Les universités ont traditionnellement joué un rôle important dans la préparation des jeunes à une vie en dehors du monde universitaire. Aujourd’hui, cependant, il semble que de nombreuses institutions soient plus intéressées par donner des leçons à leurs universitaires que par enseigner aux étudiants, surtout lorsqu’il s’agit d’utiliser le bon type de langage.

AUTEUR

STEERPIKE

CATEGORIES

POSTÉ LE

13 mars 2021

SOURCE

The Spectator

Cela explique peut-être pourquoi l’université de Manchester a publié mercredi un nouveau « Guide du langage inclusif » à l’intention de son personnel, élaboré par son « équipe chargée de l’égalité, de la diversité et de l’inclusion ». Ce guide a pour but d’indiquer aux personnes travaillant à l’université « comment utiliser un langage inclusif afin d’éviter les préjugés, l’argot ou les expressions susceptibles d’exclure certains groupes ». Il a été ajouté à la page de style de l’université, ce qui signifie que les universitaires seront invités à suivre ces conseils lorsqu’ils écriront pour l’université.

Et alors que l’on pourrait espérer que l’une des institutions britanniques de brique rouge traite son personnel comme des adultes, il semble que l’université ait adopté une approche plutôt hostile de l’utilisation du langage sur le campus.

Le guide commence par une fatwa contre l’âge, disant qu’il ne devrait pas être évoqué à moins d’être strictement pertinent, et même alors, seuls des termes objectifs peuvent être utilisés. Ainsi, les termes « personnes âgées », « retraités », « jeunes » et « main-d’œuvre adulte » sont désormais interdits et remplacés par « plus de 65 ans, 75 ans, etc.

En ce qui concerne la maladie et le handicap, pour une raison quelconque, l’utilisation du mot « diabétique » n’est plus autorisée et le personnel est encouragé à utiliser un langage qui met l’accent sur les « capacités plutôt que sur les limitations » des personnes. Aux yeux de l’université de Manchester, une personne n’est plus « atteinte d’un cancer », mais une personne « vivant avec un cancer ». De même, l’université ne dit plus qu’une personne est « victime de démence » – sans doute parce que la démence est une chose à apprécier aux yeux de l’équipe chargée de l’inclusion.

On peut toutefois affirmer que c’est sur la question du genre que les changements les plus radicaux ont lieu. Désormais, les termes neutres sont en vogue à Manchester, ce qui signifie que les termes « homme », « femme », « mère » et « père » ne sont plus appropriés dans les documents universitaires et sont remplacés par « individus » et « tuteurs ». M. S. imagine que les choses pourraient se compliquer lors de la fête des mères ce week-end, qui devra vraisemblablement être appelée « fête des tuteurs ».

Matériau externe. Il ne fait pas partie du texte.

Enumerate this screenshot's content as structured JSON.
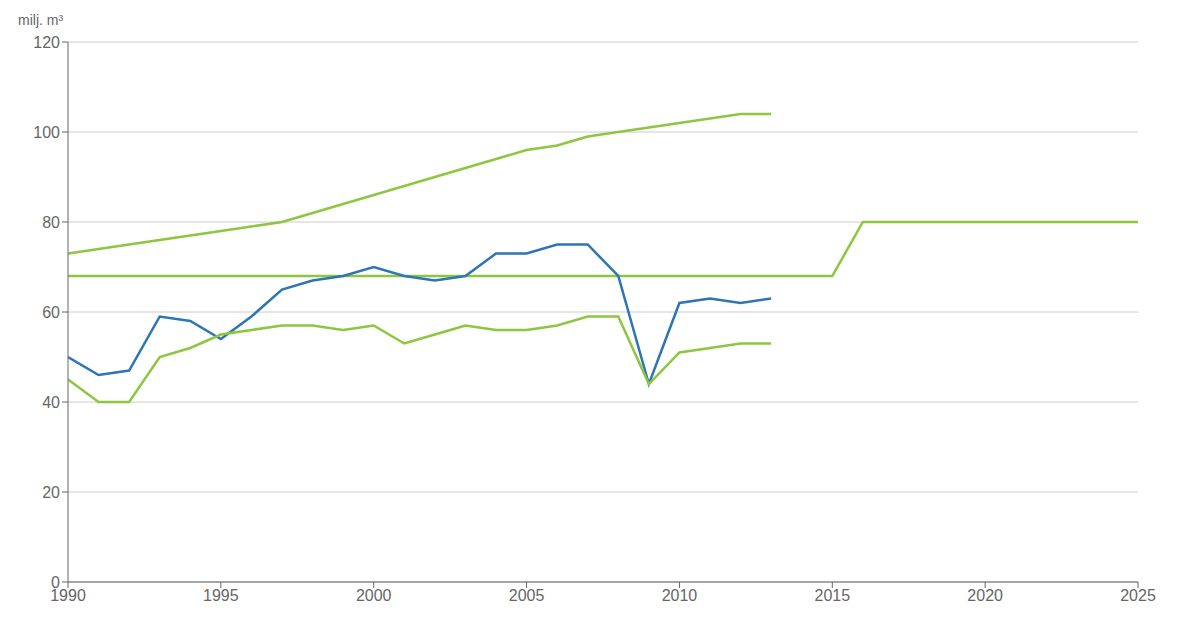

Curieusement, cette logique s’applique également à d’autres mots. Les chercheurs vont maintenant être invités à procéder aux mises à jour suivantes de leur vocabulaire :

  • Artificiel ou synthétique, plutôt que fabriqué par l’homme
  • Humanité, plutôt que race humaine
  • Force de travail, et non main d’oeuvre
  • Nous préférons personnel, plutôt qu' »homme »

Ces dernières années ont été difficiles pour les universitaires qui ne souscrivent pas à ce genre d’absurdités. Mr S. ne peut qu’espérer que les employés de l’université de Manchester vont, monter aux créneaux contre cette dernière tentative de policer leur langage.